For now, I found that I can disable GCM by undefining HAVE_AESGCM in settings.h. This allows the connection to be established successfully using CBC mode instead of GCM mode. Although this allows me to continue development, it feels like a temporary solution that still needs proper resolution.

What I don't know is what is the ramification removing GCM support? What cipher suites are required to be supported, or are typically supported by other TLS client/servers? Based on the fact that GCM was chosen when both CBC and GCM are enabled, I interpret that to mean that GCM is the better choice, but I don't really know.

incremental progress...
I noticed when IV was generated randomly, in AesAuthSetIv(), nonce would be equal to aes->reg, so clearing reg before copying it would clobber the IV that was about to be set.

so in AesAuthSetIv() in ti-aes.c..
I changed

XMEMSET(aes->reg, 0, AES_BLOCK_SIZE)

to...

if(len < 12)
    XMEMSET(aes->reg+len, 0, AES_BLOCK_SIZE-len);

Note that the IF was necessary, otherwise it would fault when IV was larger than 12.. I don't know what the correct thing to do is when IV is larger than 12.. im guessing that simply truncating it isn't the right answer, though.

Regardless, with this change, the GMAC test passes. But the AES-GCM test fails in the portion of test.c that says  /* test with IV != 12 bytes */

For clarity, enabling "hardware encryption" for this platform consists of adding these preprocessor defines to the build:
WOLFSSL_TI_HASH
WOLFSSL_TI_CRYPT
TARGET_IS_SNOWFLAKE_RA2
WOLFSSL_TIRTOS

I am trying to use wolfSSL with a TI TM4C129E, for which there is a port provided with wolfSSL to enable the hardware encryption of the chip. My end goal is to act as an HTTPS server, but for now I am just using example code from TI to connect as client. This fails, with a TLS alert "bac_record_mac." I guess the server is rejecting the MAC that the client sends during or shortly after the Client Hello.

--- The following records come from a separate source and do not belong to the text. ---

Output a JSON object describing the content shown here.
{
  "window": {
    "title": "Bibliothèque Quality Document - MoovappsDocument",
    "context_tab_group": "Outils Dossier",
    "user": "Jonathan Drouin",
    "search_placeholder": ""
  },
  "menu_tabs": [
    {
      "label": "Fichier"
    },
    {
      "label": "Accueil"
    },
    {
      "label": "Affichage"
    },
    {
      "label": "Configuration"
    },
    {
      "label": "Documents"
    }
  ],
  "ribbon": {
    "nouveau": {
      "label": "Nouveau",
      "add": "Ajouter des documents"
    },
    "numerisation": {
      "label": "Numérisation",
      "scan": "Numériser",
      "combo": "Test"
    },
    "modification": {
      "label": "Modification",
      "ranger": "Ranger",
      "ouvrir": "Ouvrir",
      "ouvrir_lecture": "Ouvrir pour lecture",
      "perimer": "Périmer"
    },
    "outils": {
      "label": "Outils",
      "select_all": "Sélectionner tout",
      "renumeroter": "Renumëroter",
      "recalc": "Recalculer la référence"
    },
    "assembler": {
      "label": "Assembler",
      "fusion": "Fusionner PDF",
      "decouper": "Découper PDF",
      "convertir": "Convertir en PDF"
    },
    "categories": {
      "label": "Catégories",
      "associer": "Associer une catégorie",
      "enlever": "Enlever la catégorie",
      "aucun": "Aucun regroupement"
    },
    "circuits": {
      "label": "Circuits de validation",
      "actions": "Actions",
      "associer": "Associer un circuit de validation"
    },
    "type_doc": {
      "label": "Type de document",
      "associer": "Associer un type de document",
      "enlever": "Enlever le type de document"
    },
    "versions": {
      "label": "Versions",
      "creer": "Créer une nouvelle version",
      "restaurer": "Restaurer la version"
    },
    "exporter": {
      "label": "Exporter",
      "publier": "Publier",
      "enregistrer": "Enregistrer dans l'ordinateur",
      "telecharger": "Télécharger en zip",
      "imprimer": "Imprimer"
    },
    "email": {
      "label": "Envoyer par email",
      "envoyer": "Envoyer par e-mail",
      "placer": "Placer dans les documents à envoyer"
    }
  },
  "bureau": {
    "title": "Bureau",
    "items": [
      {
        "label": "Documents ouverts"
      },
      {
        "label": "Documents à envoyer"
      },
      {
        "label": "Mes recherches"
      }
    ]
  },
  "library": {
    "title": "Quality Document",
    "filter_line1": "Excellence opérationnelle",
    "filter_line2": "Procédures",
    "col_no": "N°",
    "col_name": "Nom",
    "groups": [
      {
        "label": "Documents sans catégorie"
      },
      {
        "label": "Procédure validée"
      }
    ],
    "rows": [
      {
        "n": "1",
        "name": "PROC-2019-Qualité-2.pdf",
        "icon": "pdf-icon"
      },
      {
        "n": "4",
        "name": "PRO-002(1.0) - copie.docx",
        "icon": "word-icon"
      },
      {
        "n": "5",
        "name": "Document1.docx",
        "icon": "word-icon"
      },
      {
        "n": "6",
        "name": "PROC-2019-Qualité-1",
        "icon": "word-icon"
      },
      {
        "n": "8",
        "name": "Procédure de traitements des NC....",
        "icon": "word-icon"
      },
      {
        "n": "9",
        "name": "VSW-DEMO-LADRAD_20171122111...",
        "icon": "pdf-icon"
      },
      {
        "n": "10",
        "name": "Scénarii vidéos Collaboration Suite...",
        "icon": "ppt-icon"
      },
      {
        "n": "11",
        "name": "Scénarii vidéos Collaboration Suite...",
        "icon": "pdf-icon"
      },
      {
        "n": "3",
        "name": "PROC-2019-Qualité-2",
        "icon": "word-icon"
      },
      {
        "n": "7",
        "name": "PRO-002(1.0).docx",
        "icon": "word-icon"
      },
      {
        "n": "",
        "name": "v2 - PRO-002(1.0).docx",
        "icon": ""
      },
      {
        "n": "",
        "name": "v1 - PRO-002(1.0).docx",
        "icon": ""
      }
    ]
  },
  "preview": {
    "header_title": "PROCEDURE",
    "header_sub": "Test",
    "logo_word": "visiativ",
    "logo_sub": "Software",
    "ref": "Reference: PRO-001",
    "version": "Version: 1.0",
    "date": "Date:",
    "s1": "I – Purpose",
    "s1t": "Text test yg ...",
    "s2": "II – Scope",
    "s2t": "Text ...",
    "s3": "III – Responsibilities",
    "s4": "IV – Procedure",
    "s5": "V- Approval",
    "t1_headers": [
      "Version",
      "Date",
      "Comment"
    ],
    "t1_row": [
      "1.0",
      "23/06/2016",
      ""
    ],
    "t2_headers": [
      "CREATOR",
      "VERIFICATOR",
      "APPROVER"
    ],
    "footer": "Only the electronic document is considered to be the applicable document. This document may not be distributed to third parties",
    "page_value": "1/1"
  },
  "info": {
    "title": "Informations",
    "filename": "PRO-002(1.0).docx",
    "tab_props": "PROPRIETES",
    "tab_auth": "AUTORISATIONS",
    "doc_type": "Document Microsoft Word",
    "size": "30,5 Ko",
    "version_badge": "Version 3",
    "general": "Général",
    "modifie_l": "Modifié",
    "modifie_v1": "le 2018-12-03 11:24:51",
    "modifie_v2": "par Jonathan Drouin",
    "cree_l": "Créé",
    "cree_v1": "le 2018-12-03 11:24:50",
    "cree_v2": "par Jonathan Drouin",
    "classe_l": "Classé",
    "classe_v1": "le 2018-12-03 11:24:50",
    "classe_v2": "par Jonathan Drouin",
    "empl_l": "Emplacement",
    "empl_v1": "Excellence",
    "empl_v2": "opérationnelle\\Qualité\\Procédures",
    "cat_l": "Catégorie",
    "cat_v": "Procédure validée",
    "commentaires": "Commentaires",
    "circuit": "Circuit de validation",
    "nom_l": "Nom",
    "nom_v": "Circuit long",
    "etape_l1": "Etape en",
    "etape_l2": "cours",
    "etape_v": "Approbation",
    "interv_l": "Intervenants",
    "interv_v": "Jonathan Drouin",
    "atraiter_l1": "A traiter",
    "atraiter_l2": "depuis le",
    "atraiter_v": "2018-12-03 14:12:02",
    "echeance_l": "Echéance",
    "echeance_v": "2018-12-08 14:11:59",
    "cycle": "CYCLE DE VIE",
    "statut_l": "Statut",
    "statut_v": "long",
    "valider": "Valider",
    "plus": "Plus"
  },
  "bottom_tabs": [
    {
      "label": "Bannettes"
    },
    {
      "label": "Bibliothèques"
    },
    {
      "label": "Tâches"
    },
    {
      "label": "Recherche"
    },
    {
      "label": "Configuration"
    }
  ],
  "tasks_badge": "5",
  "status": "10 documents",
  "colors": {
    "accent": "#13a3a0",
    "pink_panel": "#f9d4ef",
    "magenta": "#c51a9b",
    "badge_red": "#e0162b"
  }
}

I managed (with some effort) to compile and run "wolfcrypt/test/test.c", which succeeds for all tests when hardware encryption is not enabled, and fails for GMAC and AES-GCM when hardware encryption is enabled. I can tell that this test code is not executed for this platform very frequently, if ever, because it did not work at all until I modified the code in "port/ti-*". Most of the modifications were related to querying the keysize after it was set, copying a hash, etc. When it fails on the GMAC and GCM tests though, it's because it got a different answer from the expected result of the test vectors.

What is the status of support for this hardware? Has it been tested recently? I've been reading up on GCM mode from some NIST documents, but I am still confused about what the difference between GMAC and GCM actually is. Is GMAC just a specific use of GCM?